The National Council of Real Estate Investment Fiduciaries is a trade association of pension funds that have more than 6,200 Class A properties in their portfolios.  They look at what property values have done for industrial, apartment, office, and retail. If you bought an office property in the third quarter of 2007, it's now worth 41.1 percent less.

If you bought a retail property in 2007, by the end of 2009, it was worth 31.2 percent less. If you bought an industrial property in the second quarter of 2007, it was worth 42.4 percent less.  Those estimates are being realized in this database of sales transactions.

Is there a silver lining in all of this?
In the next 12 to 24 months, I think we are going to see what are probably the best buying opportunities that we've seen since 1988-89.  We're going to look back five years from now and slap ourselves for not having bought more commercial real estate.  You'll think, "I could have bought that building for $5 million, and it just sold for $19 million." We sit at the crossroads of incredible opportunity amongst the ruins of current investors.

Where do you see interest rates going?
I see interest rates spiking, and when I say spiking, I mean a 200 basis points increase or two percent.
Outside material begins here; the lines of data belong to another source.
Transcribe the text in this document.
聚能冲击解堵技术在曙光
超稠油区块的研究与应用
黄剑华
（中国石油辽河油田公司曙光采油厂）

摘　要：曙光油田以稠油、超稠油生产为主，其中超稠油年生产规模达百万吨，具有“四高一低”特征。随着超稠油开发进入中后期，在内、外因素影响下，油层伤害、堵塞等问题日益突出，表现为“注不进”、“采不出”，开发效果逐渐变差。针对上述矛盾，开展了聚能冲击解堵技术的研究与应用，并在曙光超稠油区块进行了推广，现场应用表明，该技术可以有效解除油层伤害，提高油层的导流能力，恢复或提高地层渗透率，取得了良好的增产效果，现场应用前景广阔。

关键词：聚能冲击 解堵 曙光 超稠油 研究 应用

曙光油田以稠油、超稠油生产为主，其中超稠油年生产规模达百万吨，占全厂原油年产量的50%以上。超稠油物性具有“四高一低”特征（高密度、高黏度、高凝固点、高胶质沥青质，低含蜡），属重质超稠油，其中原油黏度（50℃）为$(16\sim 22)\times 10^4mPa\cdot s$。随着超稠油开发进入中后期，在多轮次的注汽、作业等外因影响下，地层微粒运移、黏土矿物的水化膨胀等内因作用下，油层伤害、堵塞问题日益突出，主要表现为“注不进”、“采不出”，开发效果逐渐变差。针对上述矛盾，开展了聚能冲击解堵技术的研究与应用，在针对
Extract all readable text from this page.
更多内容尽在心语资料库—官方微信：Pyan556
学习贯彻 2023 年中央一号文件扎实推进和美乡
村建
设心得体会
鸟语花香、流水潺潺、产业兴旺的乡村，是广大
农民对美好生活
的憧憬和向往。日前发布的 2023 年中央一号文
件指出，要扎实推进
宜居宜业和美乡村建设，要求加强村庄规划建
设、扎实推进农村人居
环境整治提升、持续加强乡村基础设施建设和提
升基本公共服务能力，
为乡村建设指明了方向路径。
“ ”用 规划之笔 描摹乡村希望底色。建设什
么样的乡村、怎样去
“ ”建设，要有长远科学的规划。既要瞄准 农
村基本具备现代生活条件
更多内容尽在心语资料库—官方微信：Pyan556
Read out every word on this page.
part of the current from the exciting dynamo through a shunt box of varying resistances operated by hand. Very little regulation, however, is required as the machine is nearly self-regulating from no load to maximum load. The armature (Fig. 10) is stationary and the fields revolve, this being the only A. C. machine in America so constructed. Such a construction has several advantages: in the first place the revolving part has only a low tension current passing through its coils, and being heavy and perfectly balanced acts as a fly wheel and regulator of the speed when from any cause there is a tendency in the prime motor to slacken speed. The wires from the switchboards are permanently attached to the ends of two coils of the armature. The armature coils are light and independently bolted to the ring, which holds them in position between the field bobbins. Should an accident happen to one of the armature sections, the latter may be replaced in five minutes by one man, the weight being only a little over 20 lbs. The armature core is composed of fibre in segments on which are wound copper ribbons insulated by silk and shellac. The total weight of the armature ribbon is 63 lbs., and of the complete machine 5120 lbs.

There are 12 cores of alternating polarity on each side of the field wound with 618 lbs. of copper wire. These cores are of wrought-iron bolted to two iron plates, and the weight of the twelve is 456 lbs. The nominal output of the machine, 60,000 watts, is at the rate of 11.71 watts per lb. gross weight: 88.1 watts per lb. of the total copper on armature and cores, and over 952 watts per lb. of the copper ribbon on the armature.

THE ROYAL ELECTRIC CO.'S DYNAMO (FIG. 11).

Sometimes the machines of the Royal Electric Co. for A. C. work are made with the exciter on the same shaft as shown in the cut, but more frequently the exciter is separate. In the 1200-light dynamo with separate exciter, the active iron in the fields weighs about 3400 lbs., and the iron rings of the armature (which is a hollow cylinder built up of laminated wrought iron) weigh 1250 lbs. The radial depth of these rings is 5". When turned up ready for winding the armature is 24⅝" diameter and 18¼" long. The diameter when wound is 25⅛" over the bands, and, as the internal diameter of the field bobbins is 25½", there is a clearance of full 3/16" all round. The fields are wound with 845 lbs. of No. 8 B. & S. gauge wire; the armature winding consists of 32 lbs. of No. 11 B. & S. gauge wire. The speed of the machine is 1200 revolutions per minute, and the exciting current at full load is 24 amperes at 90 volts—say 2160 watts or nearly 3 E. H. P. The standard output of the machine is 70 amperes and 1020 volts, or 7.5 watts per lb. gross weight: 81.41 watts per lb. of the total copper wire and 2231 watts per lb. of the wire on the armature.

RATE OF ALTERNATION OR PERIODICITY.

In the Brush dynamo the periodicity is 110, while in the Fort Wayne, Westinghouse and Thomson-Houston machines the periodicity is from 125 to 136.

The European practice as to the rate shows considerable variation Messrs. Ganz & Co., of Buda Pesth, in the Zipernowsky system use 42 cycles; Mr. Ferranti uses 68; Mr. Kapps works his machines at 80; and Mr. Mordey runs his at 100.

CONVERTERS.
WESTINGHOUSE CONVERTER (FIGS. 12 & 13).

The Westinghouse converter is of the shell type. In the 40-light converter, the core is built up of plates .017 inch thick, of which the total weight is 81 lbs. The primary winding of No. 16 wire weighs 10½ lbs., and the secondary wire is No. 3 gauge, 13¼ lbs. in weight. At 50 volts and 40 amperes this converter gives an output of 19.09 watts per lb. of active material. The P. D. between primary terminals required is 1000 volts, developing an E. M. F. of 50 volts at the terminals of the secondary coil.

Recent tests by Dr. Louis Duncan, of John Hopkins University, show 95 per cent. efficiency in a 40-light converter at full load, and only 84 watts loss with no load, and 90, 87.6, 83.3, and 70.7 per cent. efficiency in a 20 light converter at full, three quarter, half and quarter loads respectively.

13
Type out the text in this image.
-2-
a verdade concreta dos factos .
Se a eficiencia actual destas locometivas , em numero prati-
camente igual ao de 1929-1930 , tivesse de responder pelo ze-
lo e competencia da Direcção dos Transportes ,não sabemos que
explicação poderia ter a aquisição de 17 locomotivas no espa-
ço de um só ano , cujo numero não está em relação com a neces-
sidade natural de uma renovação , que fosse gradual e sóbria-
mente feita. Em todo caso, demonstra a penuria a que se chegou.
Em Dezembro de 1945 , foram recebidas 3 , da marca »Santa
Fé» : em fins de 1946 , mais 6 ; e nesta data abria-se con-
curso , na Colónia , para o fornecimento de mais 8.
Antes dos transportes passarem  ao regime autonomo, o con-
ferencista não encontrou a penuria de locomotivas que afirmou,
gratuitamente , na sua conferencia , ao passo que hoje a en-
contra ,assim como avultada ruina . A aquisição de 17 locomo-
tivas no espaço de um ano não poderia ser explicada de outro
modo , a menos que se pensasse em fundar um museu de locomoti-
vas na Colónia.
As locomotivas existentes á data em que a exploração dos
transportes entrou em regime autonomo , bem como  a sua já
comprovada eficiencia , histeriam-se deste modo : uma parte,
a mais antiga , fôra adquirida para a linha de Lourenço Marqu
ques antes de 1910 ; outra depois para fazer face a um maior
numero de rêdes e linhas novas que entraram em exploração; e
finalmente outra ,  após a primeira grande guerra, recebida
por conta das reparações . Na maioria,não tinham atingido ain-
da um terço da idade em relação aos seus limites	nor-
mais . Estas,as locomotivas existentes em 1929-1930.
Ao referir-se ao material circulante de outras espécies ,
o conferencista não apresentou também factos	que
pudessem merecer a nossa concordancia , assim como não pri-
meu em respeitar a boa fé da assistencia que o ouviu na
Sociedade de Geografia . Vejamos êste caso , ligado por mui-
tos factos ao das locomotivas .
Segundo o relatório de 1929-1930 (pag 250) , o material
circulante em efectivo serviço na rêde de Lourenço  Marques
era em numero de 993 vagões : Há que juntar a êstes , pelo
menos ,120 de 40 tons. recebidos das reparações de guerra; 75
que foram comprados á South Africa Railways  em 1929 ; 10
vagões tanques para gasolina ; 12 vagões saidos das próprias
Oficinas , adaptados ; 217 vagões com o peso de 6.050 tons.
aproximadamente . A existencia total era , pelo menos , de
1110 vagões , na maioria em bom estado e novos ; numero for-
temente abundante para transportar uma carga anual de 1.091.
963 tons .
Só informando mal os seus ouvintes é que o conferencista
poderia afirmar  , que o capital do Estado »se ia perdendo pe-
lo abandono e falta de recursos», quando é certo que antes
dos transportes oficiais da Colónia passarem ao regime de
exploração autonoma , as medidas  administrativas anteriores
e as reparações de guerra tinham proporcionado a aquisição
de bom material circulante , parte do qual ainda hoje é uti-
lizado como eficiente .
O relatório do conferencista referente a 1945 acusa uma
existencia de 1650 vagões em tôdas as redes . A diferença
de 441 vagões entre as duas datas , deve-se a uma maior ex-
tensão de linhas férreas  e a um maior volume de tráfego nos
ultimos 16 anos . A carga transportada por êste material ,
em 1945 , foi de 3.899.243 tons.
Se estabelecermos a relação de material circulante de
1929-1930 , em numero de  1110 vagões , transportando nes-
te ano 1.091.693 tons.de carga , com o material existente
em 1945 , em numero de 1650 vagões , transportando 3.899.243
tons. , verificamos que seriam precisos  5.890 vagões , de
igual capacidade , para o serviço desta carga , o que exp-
Commercial loans are so many basis points above a 10-year treasury note, depending on what type of property quality you have and where it's located. We're going to be looking at 100 to 200 basis points more a year from today, and I'm skewing more toward the 200 basis points side.

What about job growth?
We haven't been spending money that really creates jobs, so I think we're going to see tepid job growth. It's going to be like tulips coming out of the ground after a severe frost.  They're going to be a little mangled, but you're going to see some. This is assuming that Congress acts. If they don't, it's going to be worse than tepid. For every 100 bulbs planted, you won't see a whole lot of foliage and color out there.

Has the stimulus bill helped?
It's the most unstimulating stimulus we have ever seen as a country in my lifetime. American taxpayers have had enough and want to see some different kinds of spending. I'm forecasting in the next 60 to 90 days, Congress will go in and pass another stimulus bill. They will spend another $200 billion, and we will finally see incentives for small business, which create 70 to 90 percent of all jobs. Jobs are absolutely everything to our economy, and all of our spending up to now has not been focused on job creation.

What impact will rising oil prices have on the economy?
If oil were produced in the U.S. by U.S workers, then we would be employing a whole lot of people. Unfortunately, we are importing not quite 70 percent of our oil. The largest tax that the taxpayer pays is for overseas oil because it's a net bleed of cash out of our system. Other than perhaps Canada and Mexico, most of the countries that we buy oil from don't buy a whole lot from us, so it's a net leakage out of our system. If we want to put this country back to work, we would start to take a serious look at alternative forms of energy that are economically viable. In the long run, we're going to see some of this, but right now the economics are not there.

What should businesses do now to weather this storm?
This is a time to go back and rethink your business model. This is a time that you minimize your expenses and vigorously appeal your property taxes. This is the time to be a survivor, and being a survivor doesn't necessarily mean being a nice guy. This is the time to understand that your customers' expectations are different than they were 24 months ago. Your customer wants it faster, quicker, now. If you don't respond to your customer, someone else will, so this is a time that you go back and be in touch with your customers. When we come out the other side, the survivors are going to be kings of their kingdom. They are going to have accumulated, maintained, and grown their wealth.